Pour développer votre leadership... Taisez-vous !

16 oct. 2023

5min

Pour développer votre leadership... Taisez-vous !
auteur.e
Sarah Torné

Rédactrice & Copywriter B2B

contributeur.e

En quoi le silence et le calme transforment-ils le leadership ? Comment apprendre à se taire pour mieux écouter et mieux décider ? Voici les 4 conseils du coach Mathieu Thomé.

Il fut un temps où le monde de l’entreprise était le royaume des orateurs charismatiques, des dirigeants au discours percutant et des leaders qui savaient imposer leur volonté avec autorité. Le bruit, l’agitation et la compétition pour faire entendre sa voix semblaient être les clés du succès. De nos jours, un leader efficace n’est plus celui qui sait parler le plus fort, mais plutôt celui qui sait quand se taire, écouter avec attention, et « respirer » avant de prendre des décisions éclairées. Découvrez comment ajouter le silence et le calme à votre leadership, avec les conseils éclairés de notre expert, Mathieu Thomé, coach, facilitateur et co-fondateur de Kalima.

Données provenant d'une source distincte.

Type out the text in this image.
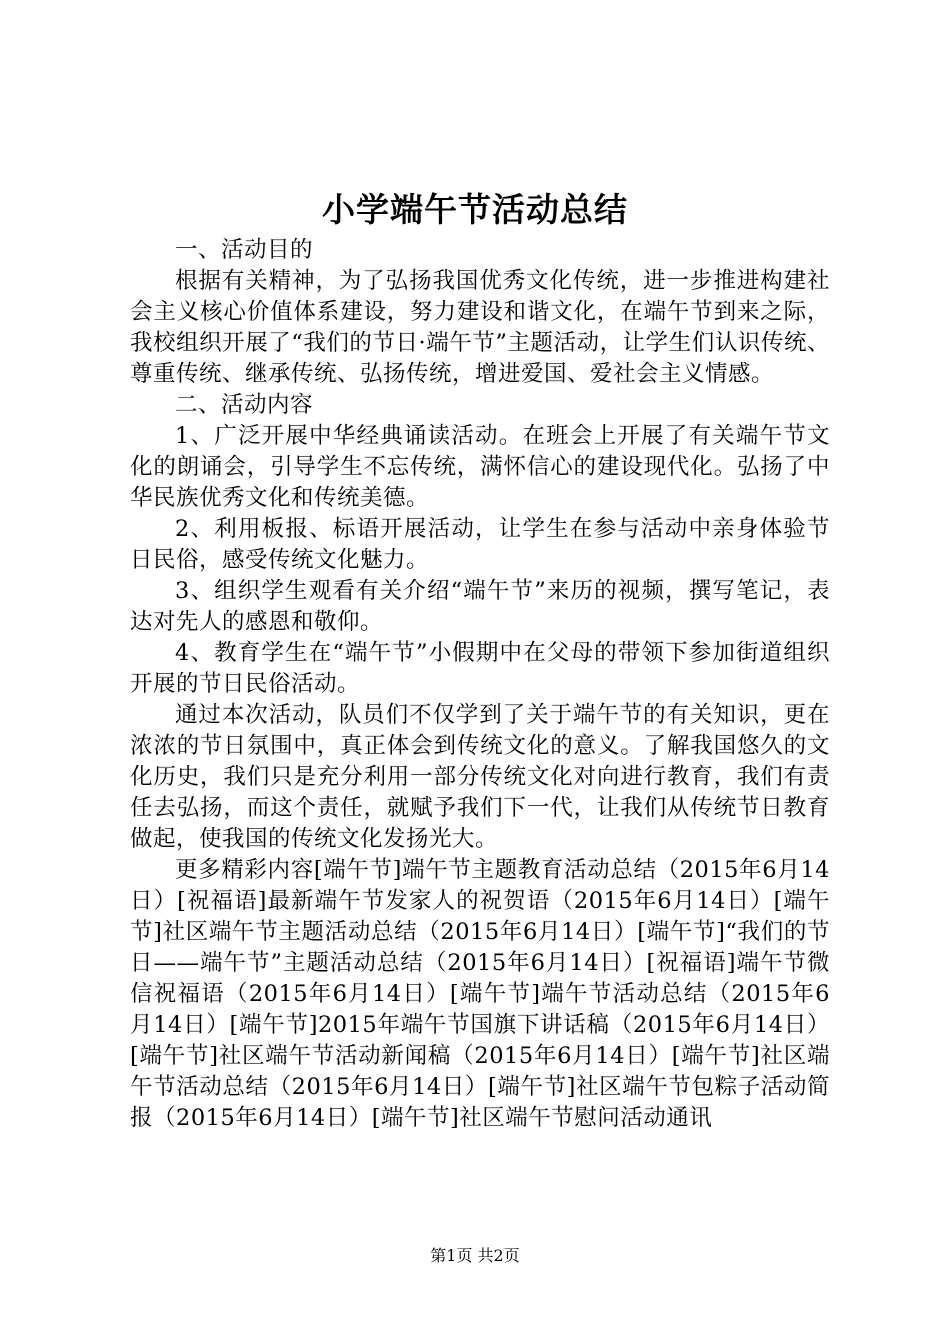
小学端午节活动总结

一、活动目的

根据有关精神，为了弘扬我国优秀文化传统，进一步推进构建社会主义核心价值体系建设，努力建设和谐文化，在端午节到来之际，我校组织开展了“我们的节日·端午节”主题活动，让学生们认识传统、尊重传统、继承传统、弘扬传统，增进爱国、爱社会主义情感。

二、活动内容

1、广泛开展中华经典诵读活动。在班会上开展了有关端午节文化的朗诵会，引导学生不忘传统，满怀信心的建设现代化。弘扬了中华民族优秀文化和传统美德。

2、利用板报、标语开展活动，让学生在参与活动中亲身体验节日民俗，感受传统文化魅力。

3、组织学生观看有关介绍“端午节”来历的视频，撰写笔记，表达对先人的感恩和敬仰。

4、教育学生在“端午节”小假期中在父母的带领下参加街道组织开展的节日民俗活动。

通过本次活动，队员们不仅学到了关于端午节的有关知识，更在浓浓的节日氛围中，真正体会到传统文化的意义。了解我国悠久的文化历史，我们只是充分利用一部分传统文化对向进行教育，我们有责任去弘扬，而这个责任，就赋予我们下一代，让我们从传统节日教育做起，使我国的传统文化发扬光大。

更多精彩内容[端午节]端午节主题教育活动总结（2015年6月14日）[祝福语]最新端午节发家人的祝贺语（2015年6月14日）[端午节]社区端午节主题活动总结（2015年6月14日）[端午节]“我们的节日——端午节”主题活动总结（2015年6月14日）[祝福语]端午节微信祝福语（2015年6月14日）[端午节]端午节活动总结（2015年6月14日）[端午节]2015年端午节国旗下讲话稿（2015年6月14日）[端午节]社区端午节活动新闻稿（2015年6月14日）[端午节]社区端午节活动总结（2015年6月14日）[端午节]社区端午节包粽子活动简报（2015年6月14日）[端午节]社区端午节慰问活动通讯

第1页 共2页
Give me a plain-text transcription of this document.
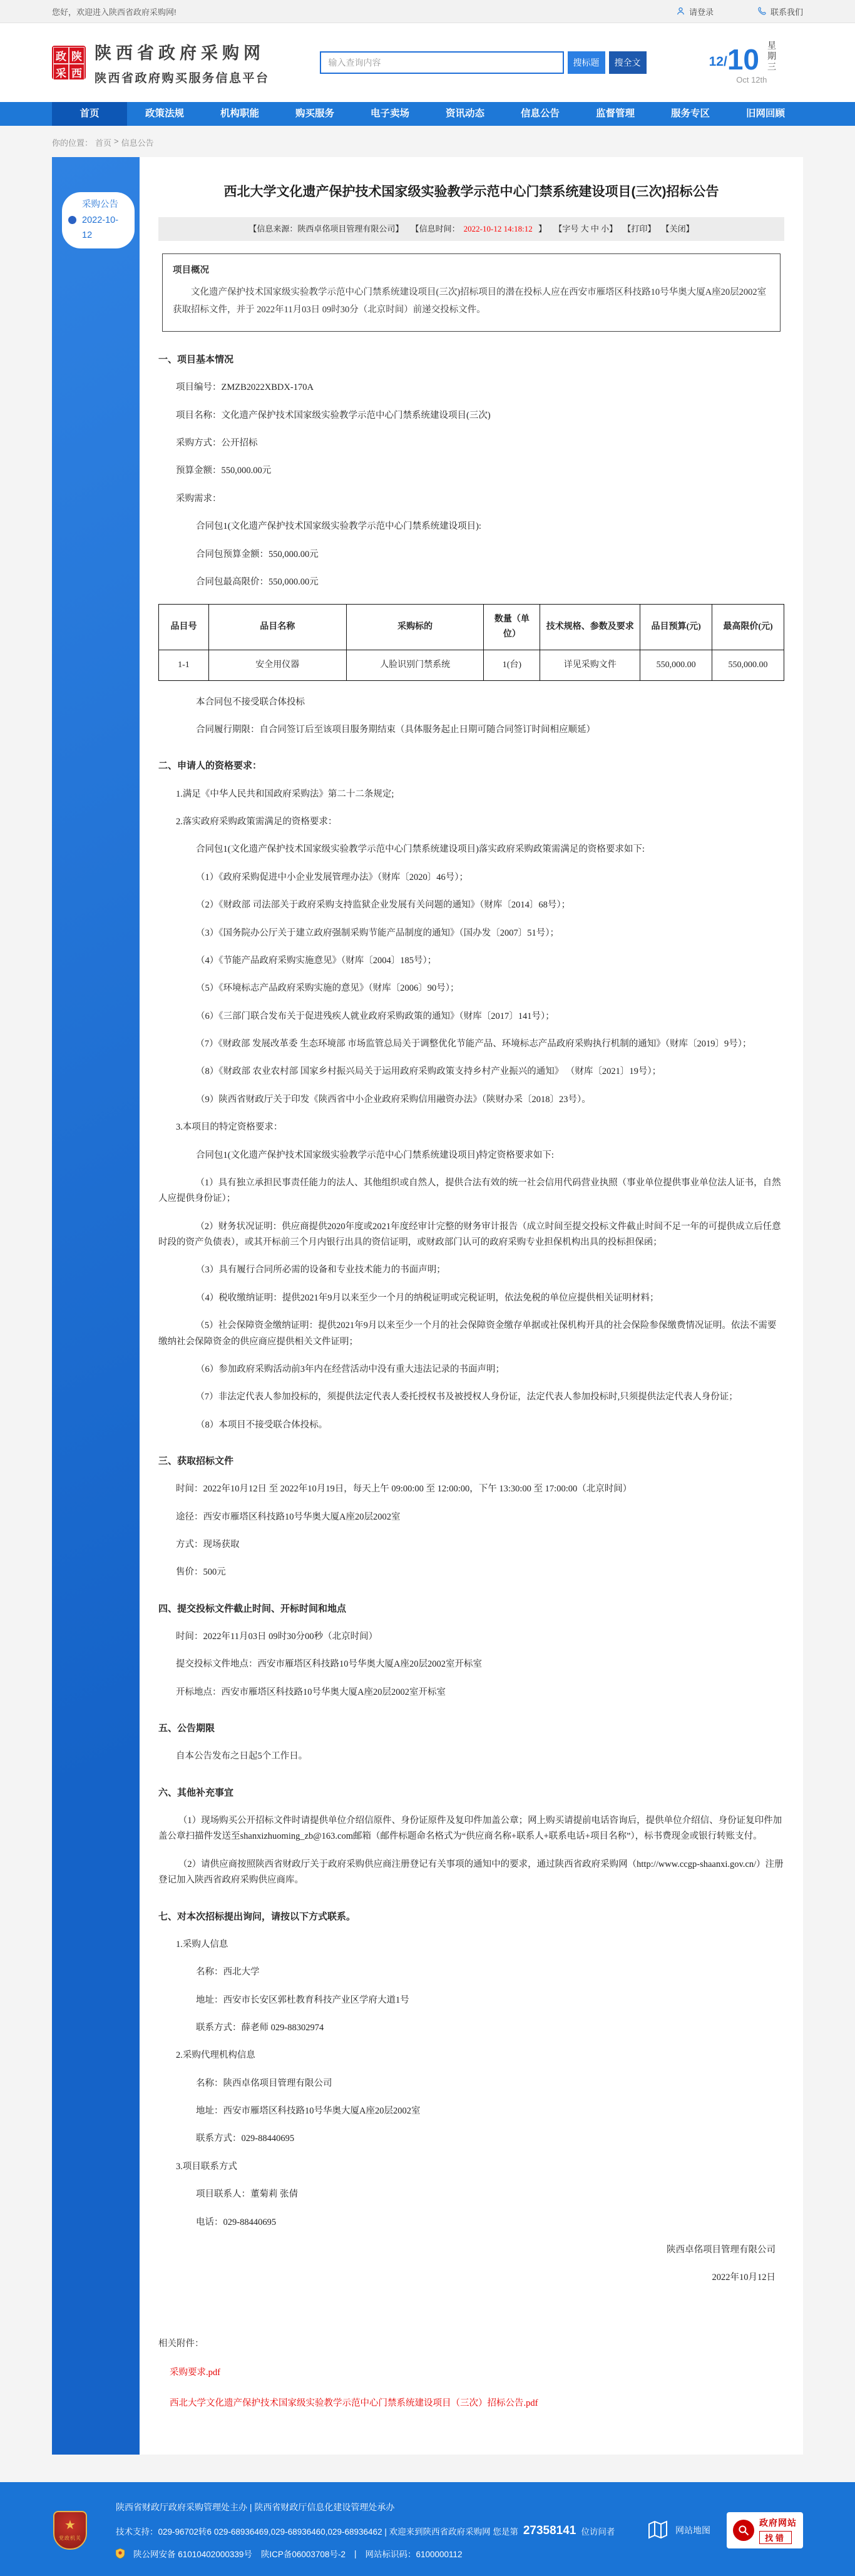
您好，欢迎进入陕西省政府采购网!	请登录	联系我们
政 陕
采 西
陕西省政府采购网
陕西省政府购买服务信息平台
输入查询内容
搜标题	搜全文	12/ 10 星期三
Oct 12th
首页	政策法规	机构职能	购买服务	电子卖场	资讯动态	信息公告	监督管理	服务专区	旧网回顾
你的位置： 首页 > 信息公告
采购公告
2022-10-12
西北大学文化遗产保护技术国家级实验教学示范中心门禁系统建设项目(三次)招标公告
【信息来源：陕西卓佲项目管理有限公司】 【信息时间： 2022-10-12 14:18:12 】 【字号 大 中 小】 【打印】 【关闭】
项目概况
文化遗产保护技术国家级实验教学示范中心门禁系统建设项目(三次)招标项目的潜在投标人应在西安市雁塔区科技路10号华奥大厦A座20层2002室获取招标文件，并于 2022年11月03日 09时30分（北京时间）前递交投标文件。
一、项目基本情况
项目编号：ZMZB2022XBDX-170A
项目名称：文化遗产保护技术国家级实验教学示范中心门禁系统建设项目(三次)
采购方式：公开招标
预算金额：550,000.00元
采购需求：
合同包1(文化遗产保护技术国家级实验教学示范中心门禁系统建设项目):
合同包预算金额：550,000.00元
合同包最高限价：550,000.00元
品目号	品目名称	采购标的	数量（单位）	技术规格、参数及要求	品目预算(元)	最高限价(元)
1-1	安全用仪器	人脸识别门禁系统	1(台)	详见采购文件	550,000.00	550,000.00
本合同包不接受联合体投标
合同履行期限：自合同签订后至该项目服务期结束（具体服务起止日期可随合同签订时间相应顺延）
二、申请人的资格要求：
1.满足《中华人民共和国政府采购法》第二十二条规定;
2.落实政府采购政策需满足的资格要求：
合同包1(文化遗产保护技术国家级实验教学示范中心门禁系统建设项目)落实政府采购政策需满足的资格要求如下:
（1）《政府采购促进中小企业发展管理办法》（财库〔2020〕46号）；
（2）《财政部 司法部关于政府采购支持监狱企业发展有关问题的通知》（财库〔2014〕68号）；
（3）《国务院办公厅关于建立政府强制采购节能产品制度的通知》（国办发〔2007〕51号）；
（4）《节能产品政府采购实施意见》（财库〔2004〕185号）；
（5）《环境标志产品政府采购实施的意见》（财库〔2006〕90号）；
（6）《三部门联合发布关于促进残疾人就业政府采购政策的通知》（财库〔2017〕141号）；
（7）《财政部 发展改革委 生态环境部 市场监管总局关于调整优化节能产品、环境标志产品政府采购执行机制的通知》（财库〔2019〕9号）；
（8）《财政部 农业农村部 国家乡村振兴局关于运用政府采购政策支持乡村产业振兴的通知》 （财库〔2021〕19号）；
（9）陕西省财政厅关于印发《陕西省中小企业政府采购信用融资办法》（陕财办采〔2018〕23号）。
3.本项目的特定资格要求：
合同包1(文化遗产保护技术国家级实验教学示范中心门禁系统建设项目)特定资格要求如下:
（1）具有独立承担民事责任能力的法人、其他组织或自然人，提供合法有效的统一社会信用代码营业执照（事业单位提供事业单位法人证书，自然人应提供身份证）；
（2）财务状况证明：供应商提供2020年度或2021年度经审计完整的财务审计报告（成立时间至提交投标文件截止时间不足一年的可提供成立后任意时段的资产负债表），或其开标前三个月内银行出具的资信证明，或财政部门认可的政府采购专业担保机构出具的投标担保函；
（3）具有履行合同所必需的设备和专业技术能力的书面声明；
（4）税收缴纳证明：提供2021年9月以来至少一个月的纳税证明或完税证明，依法免税的单位应提供相关证明材料；
（5）社会保障资金缴纳证明：提供2021年9月以来至少一个月的社会保障资金缴存单据或社保机构开具的社会保险参保缴费情况证明。依法不需要缴纳社会保障资金的供应商应提供相关文件证明；
（6）参加政府采购活动前3年内在经营活动中没有重大违法记录的书面声明；
（7）非法定代表人参加投标的，须提供法定代表人委托授权书及被授权人身份证，法定代表人参加投标时,只须提供法定代表人身份证；
（8）本项目不接受联合体投标。
三、获取招标文件
时间：2022年10月12日 至 2022年10月19日，每天上午 09:00:00 至 12:00:00，下午 13:30:00 至 17:00:00（北京时间）
途径：西安市雁塔区科技路10号华奥大厦A座20层2002室
方式：现场获取
售价：500元
四、提交投标文件截止时间、开标时间和地点
时间：2022年11月03日 09时30分00秒（北京时间）
提交投标文件地点：西安市雁塔区科技路10号华奥大厦A座20层2002室开标室
开标地点：西安市雁塔区科技路10号华奥大厦A座20层2002室开标室
五、公告期限
自本公告发布之日起5个工作日。
六、其他补充事宜
（1）现场购买公开招标文件时请提供单位介绍信原件、身份证原件及复印件加盖公章；网上购买请提前电话咨询后，提供单位介绍信、身份证复印件加盖公章扫描件发送至shanxizhuoming_zb@163.com邮箱（邮件标题命名格式为“供应商名称+联系人+联系电话+项目名称”），标书费现金或银行转账支付。
（2）请供应商按照陕西省财政厅关于政府采购供应商注册登记有关事项的通知中的要求，通过陕西省政府采购网（http://www.ccgp-shaanxi.gov.cn/）注册登记加入陕西省政府采购供应商库。
七、对本次招标提出询问，请按以下方式联系。
1.采购人信息
名称：西北大学
地址：西安市长安区郭杜教育科技产业区学府大道1号
联系方式：薛老师 029-88302974
2.采购代理机构信息
名称：陕西卓佲项目管理有限公司
地址：西安市雁塔区科技路10号华奥大厦A座20层2002室
联系方式：029-88440695
3.项目联系方式
项目联系人：董菊莉 张倩
电话：029-88440695
陕西卓佲项目管理有限公司
2022年10月12日
相关附件：
采购要求.pdf
西北大学文化遗产保护技术国家级实验教学示范中心门禁系统建设项目（三次）招标公告.pdf
★
党政机关
陕西省财政厅政府采购管理处主办 | 陕西省财政厅信息化建设管理处承办
技术支持：029-96702转6 029-68936469,029-68936460,029-68936462 | 欢迎来到陕西省政府采购网 您是第 27358141 位访问者
陕公网安备 61010402000339号 陕ICP备06003708号-2 | 网站标识码：6100000112
网站地图
政府网站
找错
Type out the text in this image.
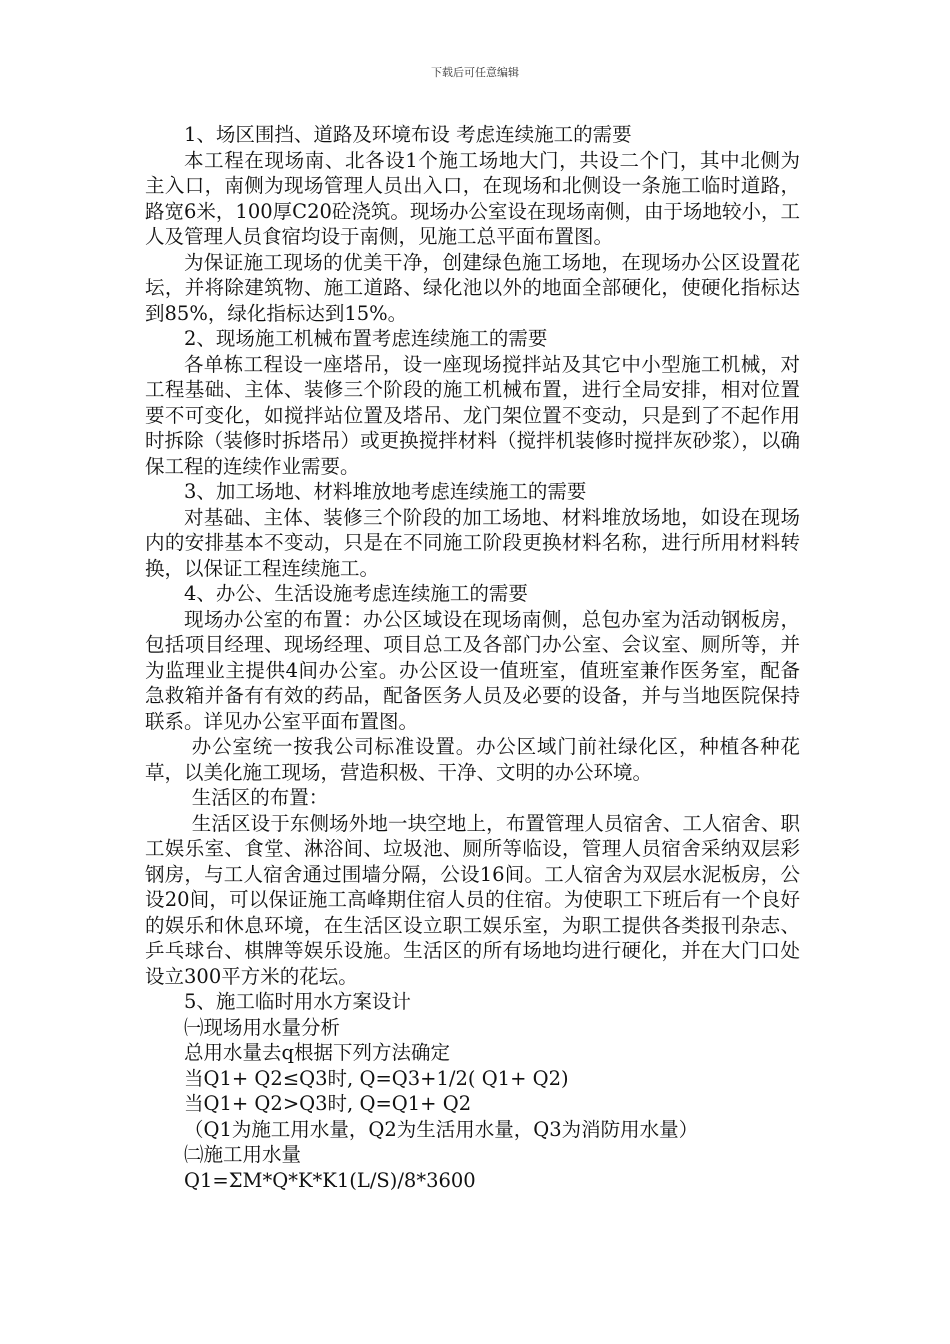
下载后可任意编辑

1、场区围挡、道路及环境布设 考虑连续施工的需要

本工程在现场南、北各设1个施工场地大门，共设二个门，其中北侧为主入口，南侧为现场管理人员出入口，在现场和北侧设一条施工临时道路，路宽6米，100厚C20砼浇筑。现场办公室设在现场南侧，由于场地较小，工人及管理人员食宿均设于南侧，见施工总平面布置图。

为保证施工现场的优美干净，创建绿色施工场地，在现场办公区设置花坛，并将除建筑物、施工道路、绿化池以外的地面全部硬化，使硬化指标达到85%，绿化指标达到15%。

2、现场施工机械布置考虑连续施工的需要

各单栋工程设一座塔吊，设一座现场搅拌站及其它中小型施工机械，对工程基础、主体、装修三个阶段的施工机械布置，进行全局安排，相对位置要不可变化，如搅拌站位置及塔吊、龙门架位置不变动，只是到了不起作用时拆除（装修时拆塔吊）或更换搅拌材料（搅拌机装修时搅拌灰砂浆），以确保工程的连续作业需要。

3、加工场地、材料堆放地考虑连续施工的需要

对基础、主体、装修三个阶段的加工场地、材料堆放场地，如设在现场内的安排基本不变动，只是在不同施工阶段更换材料名称，进行所用材料转换，以保证工程连续施工。

4、办公、生活设施考虑连续施工的需要

现场办公室的布置：办公区域设在现场南侧，总包办室为活动钢板房，包括项目经理、现场经理、项目总工及各部门办公室、会议室、厕所等，并为监理业主提供4间办公室。办公区设一值班室，值班室兼作医务室，配备急救箱并备有有效的药品，配备医务人员及必要的设备，并与当地医院保持联系。详见办公室平面布置图。

办公室统一按我公司标准设置。办公区域门前社绿化区，种植各种花草，以美化施工现场，营造积极、干净、文明的办公环境。

生活区的布置：

生活区设于东侧场外地一块空地上，布置管理人员宿舍、工人宿舍、职工娱乐室、食堂、淋浴间、垃圾池、厕所等临设，管理人员宿舍采纳双层彩钢房，与工人宿舍通过围墙分隔，公设16间。工人宿舍为双层水泥板房，公设20间，可以保证施工高峰期住宿人员的住宿。为使职工下班后有一个良好的娱乐和休息环境，在生活区设立职工娱乐室，为职工提供各类报刊杂志、乒乓球台、棋牌等娱乐设施。生活区的所有场地均进行硬化，并在大门口处设立300平方米的花坛。

5、施工临时用水方案设计

㈠现场用水量分析

总用水量去q根据下列方法确定

当Q1+ Q2≤Q3时, Q=Q3+1/2( Q1+ Q2)

当Q1+ Q2>Q3时, Q=Q1+ Q2

（Q1为施工用水量，Q2为生活用水量，Q3为消防用水量）

㈡施工用水量

Q1=ΣM*Q*K*K1(L/S)/8*3600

Le silence et le calme, les nouveaux atouts des leaders

Autrefois perçus comme les caractéristiques des personnalités introverties, le calme et le silence sont aujourd’hui des qualités que partagent les leaders exemplaires. Pourquoi y voir les soft skills des meilleurs décideurs ?

  • La réflexion stratégique : le silence n’est pas seulement d’or, il est stratégique. Lorsqu’un leader se retire dans le calme, il peut prendre du recul et se connecter avec ses pensées profondes. Une étude d’Abeer Imam et Do-Yeong Kim (Current Psychology - 2023) a d’ailleurs montré que « le silence, lorsqu’il est utilisé positivement, peut résoudre des problèmes potentiels ». Selon Mathieu Thomé, s’accorder ce type de respiration, « au moins 5 minutes par jour », favorise une réflexion plus claire et la capacité à envisager des solutions innovantes.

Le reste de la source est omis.